On differentiable manifolds, the Picard group is isomorphic to the second cohomology group over the integers
$$\mathrm{Pic}(M) \cong H^2(M, \mathbb{Z})$$
This is why it is rarely mentioned in quantum mechanics texts which rather refer the corresponding element from $H^2(M, \mathbb{Z})$ representing the first Chern class.
It should be emphasized:
(1) that even when the Picard group is trivial or the quantization corresponds to a trivial element, we can have multiple valued wave functions, but the multiple valuedness can be removed by a gauge transformation.
(2) The first Chern class is not a sufficient classifier of nonequivalent quantizations. It does not detect effects like the Aharonov-Bohm effect. These are detected by an element of the group $ \mathrm{Hom}(\pi_1(M), U(1))$, please see for example, Doebner and Tolar.
(3) The relevant manifold $M$ is the phase space.
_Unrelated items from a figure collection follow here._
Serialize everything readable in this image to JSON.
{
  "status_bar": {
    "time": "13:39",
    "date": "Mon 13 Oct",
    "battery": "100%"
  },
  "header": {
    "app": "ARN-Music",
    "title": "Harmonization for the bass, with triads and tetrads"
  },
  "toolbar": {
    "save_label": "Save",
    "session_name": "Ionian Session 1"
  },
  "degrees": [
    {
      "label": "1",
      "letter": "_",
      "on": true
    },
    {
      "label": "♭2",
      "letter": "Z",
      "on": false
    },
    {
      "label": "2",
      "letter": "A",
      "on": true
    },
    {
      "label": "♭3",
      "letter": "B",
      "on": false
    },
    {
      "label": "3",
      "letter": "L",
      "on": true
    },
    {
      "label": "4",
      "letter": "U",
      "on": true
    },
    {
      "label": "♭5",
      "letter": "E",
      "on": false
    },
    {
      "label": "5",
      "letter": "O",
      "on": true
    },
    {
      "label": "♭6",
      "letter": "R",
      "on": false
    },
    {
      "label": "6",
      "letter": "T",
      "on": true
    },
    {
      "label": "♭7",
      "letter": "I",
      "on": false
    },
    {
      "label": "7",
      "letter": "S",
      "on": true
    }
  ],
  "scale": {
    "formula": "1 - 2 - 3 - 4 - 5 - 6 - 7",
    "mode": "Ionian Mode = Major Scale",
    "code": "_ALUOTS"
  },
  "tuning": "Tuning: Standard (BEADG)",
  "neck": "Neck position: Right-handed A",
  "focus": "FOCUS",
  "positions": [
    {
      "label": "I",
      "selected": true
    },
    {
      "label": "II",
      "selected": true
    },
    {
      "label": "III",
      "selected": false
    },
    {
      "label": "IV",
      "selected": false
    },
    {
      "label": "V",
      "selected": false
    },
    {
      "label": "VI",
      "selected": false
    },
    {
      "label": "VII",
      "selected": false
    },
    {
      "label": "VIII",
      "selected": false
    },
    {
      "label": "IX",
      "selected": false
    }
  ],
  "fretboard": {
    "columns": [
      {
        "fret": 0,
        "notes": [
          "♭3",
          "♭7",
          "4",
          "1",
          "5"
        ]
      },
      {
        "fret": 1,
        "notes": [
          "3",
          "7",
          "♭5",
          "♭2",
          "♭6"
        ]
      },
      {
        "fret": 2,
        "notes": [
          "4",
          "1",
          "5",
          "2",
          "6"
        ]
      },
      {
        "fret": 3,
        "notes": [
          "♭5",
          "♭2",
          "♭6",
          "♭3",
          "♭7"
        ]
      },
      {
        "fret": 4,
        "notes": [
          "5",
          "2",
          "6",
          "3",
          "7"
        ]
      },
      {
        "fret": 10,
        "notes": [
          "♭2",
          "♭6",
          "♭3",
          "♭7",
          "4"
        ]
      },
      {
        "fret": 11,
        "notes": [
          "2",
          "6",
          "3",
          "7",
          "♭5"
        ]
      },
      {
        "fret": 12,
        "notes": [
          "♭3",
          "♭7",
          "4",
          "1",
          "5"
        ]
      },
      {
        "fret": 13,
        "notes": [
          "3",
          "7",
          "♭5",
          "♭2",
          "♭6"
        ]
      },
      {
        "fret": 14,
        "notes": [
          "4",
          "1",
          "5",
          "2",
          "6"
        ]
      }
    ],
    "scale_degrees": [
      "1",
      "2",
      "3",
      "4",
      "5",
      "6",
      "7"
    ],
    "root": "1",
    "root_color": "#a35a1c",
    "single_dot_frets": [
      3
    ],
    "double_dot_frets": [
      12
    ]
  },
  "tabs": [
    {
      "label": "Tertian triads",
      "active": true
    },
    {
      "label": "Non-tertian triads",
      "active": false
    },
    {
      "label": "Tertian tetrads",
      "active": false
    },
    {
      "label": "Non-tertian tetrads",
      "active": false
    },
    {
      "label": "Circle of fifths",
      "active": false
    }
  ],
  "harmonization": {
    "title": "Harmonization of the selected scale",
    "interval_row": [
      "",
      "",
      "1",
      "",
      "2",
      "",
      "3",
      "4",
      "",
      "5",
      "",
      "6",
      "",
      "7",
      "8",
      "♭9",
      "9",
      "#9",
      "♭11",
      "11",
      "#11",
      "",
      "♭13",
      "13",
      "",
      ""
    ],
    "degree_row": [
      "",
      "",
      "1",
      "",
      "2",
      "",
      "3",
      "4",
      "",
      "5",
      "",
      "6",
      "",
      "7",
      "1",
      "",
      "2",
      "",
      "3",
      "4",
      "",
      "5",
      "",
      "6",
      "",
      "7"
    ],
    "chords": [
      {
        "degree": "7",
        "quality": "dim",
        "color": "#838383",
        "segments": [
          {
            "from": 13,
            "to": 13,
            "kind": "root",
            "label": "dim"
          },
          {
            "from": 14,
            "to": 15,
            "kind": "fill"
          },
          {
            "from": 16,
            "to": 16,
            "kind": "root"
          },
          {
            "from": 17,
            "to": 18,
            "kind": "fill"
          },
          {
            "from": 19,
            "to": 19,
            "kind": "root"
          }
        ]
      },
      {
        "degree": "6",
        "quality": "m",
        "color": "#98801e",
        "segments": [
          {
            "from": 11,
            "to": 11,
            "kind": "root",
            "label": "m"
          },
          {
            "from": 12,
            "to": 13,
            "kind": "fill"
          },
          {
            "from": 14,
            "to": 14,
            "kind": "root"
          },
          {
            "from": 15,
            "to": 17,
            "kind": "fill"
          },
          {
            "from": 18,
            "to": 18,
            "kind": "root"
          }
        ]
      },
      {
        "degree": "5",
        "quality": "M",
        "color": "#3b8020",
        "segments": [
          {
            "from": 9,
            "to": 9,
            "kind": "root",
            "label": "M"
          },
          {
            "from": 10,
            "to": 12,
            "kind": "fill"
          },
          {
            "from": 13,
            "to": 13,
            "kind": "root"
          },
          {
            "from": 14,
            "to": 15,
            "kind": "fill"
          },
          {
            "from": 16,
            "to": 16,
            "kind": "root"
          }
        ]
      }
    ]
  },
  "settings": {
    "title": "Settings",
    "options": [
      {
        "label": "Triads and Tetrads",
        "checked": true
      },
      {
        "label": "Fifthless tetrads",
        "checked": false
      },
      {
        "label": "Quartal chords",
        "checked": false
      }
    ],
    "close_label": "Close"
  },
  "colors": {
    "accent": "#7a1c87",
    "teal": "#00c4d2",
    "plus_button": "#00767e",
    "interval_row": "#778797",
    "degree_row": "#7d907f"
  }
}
Since the given example are of point particles, whose phase space is the cotangent bundle of a configuration space, the nontrivial topology lies in the configuration space and we can talk about line bundles over the configuration space.
Returning to your examples: The first two describe motion on the circle $S^1$. By dimensional reasoning $H^2(S^1, \mathbb{Z})=0$, thus wave functions can be chosen to be true functions. The second example refers to the case described in the second remark above since $\pi_1(S^1) = \mathbb{Z}$
In the third example $H^2(T^2, \mathbb{Z})= \mathbb{Z}$, generated by integer multiples of the basic area element, thus for a nonvanishing magnetic field the wave functions cannot be taken as true functions.